Molecular mechanism of MAFB transcriptional activation of PPARD in regulating adipose browning and protecting against vascular endothelial cell injury

  • Exp Cell Res. 2026 Aug 1;461(1):115102. doi: 10.1016/j.yexcr.2026.115102.
Xiaoyong Hu  1 Hongjian Li  2 Qiuyu Zhang  1 Ying Zhang  1 Zhongying Lv  1 Ting Zou  1 Rui Tang  1 Xinxing Zhang  1
Affiliations
  • 1. Department of Hypertension, The Fifth Affiliated Hospital of Xinjiang Medical University, Urumqi, Xinjiang, 830000, China.
  • 2. Department of Hypertension, The Fifth Affiliated Hospital of Xinjiang Medical University, Urumqi, Xinjiang, 830000, China. Electronic address: [email protected].
Abstract

Background: Adipose browning in perivascular adipose tissue (PVAT) confers vascular protection, yet its molecular regulation remains poorly defined. The transcription factor MAFB has been implicated in this process, but its downstream targets are unclear.

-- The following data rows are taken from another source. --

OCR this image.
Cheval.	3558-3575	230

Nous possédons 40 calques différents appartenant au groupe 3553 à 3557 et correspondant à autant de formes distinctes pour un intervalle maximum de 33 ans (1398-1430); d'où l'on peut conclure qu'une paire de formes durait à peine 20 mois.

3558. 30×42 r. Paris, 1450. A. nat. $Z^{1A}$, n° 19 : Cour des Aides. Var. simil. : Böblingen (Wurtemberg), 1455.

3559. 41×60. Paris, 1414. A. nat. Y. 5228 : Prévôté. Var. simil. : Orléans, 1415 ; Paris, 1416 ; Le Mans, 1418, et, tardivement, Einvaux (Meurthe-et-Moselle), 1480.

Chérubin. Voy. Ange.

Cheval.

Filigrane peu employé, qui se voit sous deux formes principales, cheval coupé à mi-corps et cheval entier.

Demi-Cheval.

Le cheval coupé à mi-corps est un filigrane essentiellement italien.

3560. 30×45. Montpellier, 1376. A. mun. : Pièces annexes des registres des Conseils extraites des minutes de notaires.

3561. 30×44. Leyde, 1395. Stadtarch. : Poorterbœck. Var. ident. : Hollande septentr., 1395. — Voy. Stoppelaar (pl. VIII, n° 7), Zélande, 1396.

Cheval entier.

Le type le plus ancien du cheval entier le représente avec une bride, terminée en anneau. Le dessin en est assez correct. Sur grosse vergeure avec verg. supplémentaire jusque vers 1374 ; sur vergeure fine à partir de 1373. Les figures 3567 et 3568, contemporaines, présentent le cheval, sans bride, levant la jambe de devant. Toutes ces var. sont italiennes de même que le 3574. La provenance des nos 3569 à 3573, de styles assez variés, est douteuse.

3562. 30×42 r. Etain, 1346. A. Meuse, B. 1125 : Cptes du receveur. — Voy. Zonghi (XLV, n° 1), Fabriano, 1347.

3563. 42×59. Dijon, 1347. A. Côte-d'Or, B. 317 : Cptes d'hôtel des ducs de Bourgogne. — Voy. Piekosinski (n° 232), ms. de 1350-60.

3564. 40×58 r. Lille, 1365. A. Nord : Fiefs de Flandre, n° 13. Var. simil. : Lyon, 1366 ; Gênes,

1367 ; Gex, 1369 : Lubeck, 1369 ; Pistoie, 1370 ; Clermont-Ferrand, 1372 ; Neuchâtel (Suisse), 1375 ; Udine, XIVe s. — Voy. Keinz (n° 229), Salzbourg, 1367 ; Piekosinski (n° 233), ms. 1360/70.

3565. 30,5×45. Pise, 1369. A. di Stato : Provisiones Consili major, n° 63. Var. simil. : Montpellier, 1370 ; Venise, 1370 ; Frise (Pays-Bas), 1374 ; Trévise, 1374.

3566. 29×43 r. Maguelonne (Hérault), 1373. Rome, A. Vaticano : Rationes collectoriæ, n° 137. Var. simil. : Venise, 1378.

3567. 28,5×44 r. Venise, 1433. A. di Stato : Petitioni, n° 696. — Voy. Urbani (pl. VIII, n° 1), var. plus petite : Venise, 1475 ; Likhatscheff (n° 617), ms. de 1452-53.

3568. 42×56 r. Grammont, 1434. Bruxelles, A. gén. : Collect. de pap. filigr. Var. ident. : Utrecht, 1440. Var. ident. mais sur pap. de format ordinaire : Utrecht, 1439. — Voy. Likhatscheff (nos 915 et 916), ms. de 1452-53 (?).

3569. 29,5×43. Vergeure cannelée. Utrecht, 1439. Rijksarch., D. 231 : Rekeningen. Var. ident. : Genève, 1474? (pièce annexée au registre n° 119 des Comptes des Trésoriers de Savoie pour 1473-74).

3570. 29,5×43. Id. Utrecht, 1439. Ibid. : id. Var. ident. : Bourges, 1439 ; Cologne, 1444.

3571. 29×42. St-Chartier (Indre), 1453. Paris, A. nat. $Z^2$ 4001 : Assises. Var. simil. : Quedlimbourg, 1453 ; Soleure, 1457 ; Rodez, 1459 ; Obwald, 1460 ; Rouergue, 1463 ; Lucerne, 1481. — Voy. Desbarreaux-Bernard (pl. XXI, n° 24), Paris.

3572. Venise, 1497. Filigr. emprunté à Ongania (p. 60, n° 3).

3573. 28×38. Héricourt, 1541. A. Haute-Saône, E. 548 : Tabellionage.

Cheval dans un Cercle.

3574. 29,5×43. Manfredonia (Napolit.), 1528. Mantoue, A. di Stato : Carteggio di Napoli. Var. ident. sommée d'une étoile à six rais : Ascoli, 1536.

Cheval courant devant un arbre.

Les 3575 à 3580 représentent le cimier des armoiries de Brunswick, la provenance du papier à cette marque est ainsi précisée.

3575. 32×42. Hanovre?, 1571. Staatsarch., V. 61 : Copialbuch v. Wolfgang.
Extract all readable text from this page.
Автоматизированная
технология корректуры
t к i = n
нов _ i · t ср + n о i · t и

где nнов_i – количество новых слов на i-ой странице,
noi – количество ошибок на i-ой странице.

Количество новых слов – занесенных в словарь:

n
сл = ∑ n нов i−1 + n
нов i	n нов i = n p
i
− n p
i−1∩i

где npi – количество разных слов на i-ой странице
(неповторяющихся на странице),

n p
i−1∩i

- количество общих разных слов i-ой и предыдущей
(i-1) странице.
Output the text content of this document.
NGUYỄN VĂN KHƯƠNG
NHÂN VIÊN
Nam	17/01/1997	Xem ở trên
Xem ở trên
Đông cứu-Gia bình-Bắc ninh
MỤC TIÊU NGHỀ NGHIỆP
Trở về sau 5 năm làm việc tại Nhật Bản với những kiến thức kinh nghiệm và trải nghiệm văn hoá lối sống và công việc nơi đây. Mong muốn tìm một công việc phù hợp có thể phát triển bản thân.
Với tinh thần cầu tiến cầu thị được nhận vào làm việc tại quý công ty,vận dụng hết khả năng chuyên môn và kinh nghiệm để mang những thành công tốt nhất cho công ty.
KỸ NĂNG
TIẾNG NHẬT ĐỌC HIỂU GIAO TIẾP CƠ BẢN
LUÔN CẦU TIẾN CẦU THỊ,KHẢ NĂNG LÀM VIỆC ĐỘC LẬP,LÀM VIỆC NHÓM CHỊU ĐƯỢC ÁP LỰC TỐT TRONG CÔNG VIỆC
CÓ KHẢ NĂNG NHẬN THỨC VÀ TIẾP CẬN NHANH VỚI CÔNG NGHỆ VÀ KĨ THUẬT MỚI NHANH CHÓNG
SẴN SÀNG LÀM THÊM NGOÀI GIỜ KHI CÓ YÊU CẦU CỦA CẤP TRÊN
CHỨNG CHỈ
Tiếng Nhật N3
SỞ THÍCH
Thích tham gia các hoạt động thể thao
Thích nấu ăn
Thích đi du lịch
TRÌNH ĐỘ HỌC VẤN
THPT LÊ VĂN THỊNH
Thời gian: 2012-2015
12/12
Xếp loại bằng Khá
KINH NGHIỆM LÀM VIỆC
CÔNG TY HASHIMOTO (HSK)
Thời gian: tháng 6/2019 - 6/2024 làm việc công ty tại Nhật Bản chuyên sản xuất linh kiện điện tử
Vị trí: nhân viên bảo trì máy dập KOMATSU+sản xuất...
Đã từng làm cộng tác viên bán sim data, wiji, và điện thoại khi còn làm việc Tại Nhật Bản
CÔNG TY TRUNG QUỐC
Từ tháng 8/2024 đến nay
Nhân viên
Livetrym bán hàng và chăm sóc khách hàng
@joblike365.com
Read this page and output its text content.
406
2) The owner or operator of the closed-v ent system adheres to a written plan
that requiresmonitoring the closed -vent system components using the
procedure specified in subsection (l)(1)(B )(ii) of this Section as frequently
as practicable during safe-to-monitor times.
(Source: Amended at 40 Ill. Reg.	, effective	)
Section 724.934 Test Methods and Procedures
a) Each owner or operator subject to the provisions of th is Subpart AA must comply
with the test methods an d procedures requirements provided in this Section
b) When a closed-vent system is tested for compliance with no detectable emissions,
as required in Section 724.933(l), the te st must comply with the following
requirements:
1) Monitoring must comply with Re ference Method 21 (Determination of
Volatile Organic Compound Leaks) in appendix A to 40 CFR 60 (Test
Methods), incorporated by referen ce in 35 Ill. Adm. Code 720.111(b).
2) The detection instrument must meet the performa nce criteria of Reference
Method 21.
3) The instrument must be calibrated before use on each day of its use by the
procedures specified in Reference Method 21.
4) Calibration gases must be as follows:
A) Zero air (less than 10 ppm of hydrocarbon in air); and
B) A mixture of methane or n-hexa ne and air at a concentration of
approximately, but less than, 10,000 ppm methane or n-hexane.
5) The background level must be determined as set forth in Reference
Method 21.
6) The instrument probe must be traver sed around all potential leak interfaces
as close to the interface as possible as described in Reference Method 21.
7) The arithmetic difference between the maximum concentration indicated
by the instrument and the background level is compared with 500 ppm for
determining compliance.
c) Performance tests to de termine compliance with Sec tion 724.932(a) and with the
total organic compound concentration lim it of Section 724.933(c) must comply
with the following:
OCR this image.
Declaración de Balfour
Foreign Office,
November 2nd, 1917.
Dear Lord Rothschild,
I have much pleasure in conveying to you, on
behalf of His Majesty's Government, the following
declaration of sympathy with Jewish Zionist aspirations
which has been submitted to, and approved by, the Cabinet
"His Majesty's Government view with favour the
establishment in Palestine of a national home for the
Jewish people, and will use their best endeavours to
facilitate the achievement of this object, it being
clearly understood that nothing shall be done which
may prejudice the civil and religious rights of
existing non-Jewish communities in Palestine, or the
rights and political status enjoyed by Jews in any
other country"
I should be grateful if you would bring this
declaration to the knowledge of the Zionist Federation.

Methods: Bioinformatics analyses were performed to identify browning-related targets of MAFB, highlighting PPARD as a candidate. 3T3-L1 adipocytes were used to investigate MAFB's role in browning. ChIP and luciferase assays assessed MAFB binding and transcriptional activation. Functional consequences were examined via PPARD knockdown and HCAECs co-culture.

Results: MAFB overexpression enhanced UCP1, PPARGC1α, PRDM16, and CIDEA expression, mitochondrial content, oxygen consumption, and Adiponectin secretion, while reducing ASC1 in adipocytes. MAFB directly bound to and activated the PPARD promoter. PPARD knockdown diminished MAFB-induced browning. Conditioned medium from brown adipocytes protected HCAECs and primary mouse vascular endothelial cellsmore effectively than white adipocyte medium. Modulating the MAFB-PPARD axis in adipocytes significantly influences endothelial cell viability, Apoptosis, and inflammatory responses.

Conclusion: MAFB promotes adipocyte browning via direct transcriptional activation of PPARD, contributing to endothelial protection. The MAFB-PPARD axis may offer a novel therapeutic target for vascular and metabolic diseases.

Keywords
Adipose browning; Endothelial cells; MAFB; Molecular mechanism; PPARD; Vascular injury.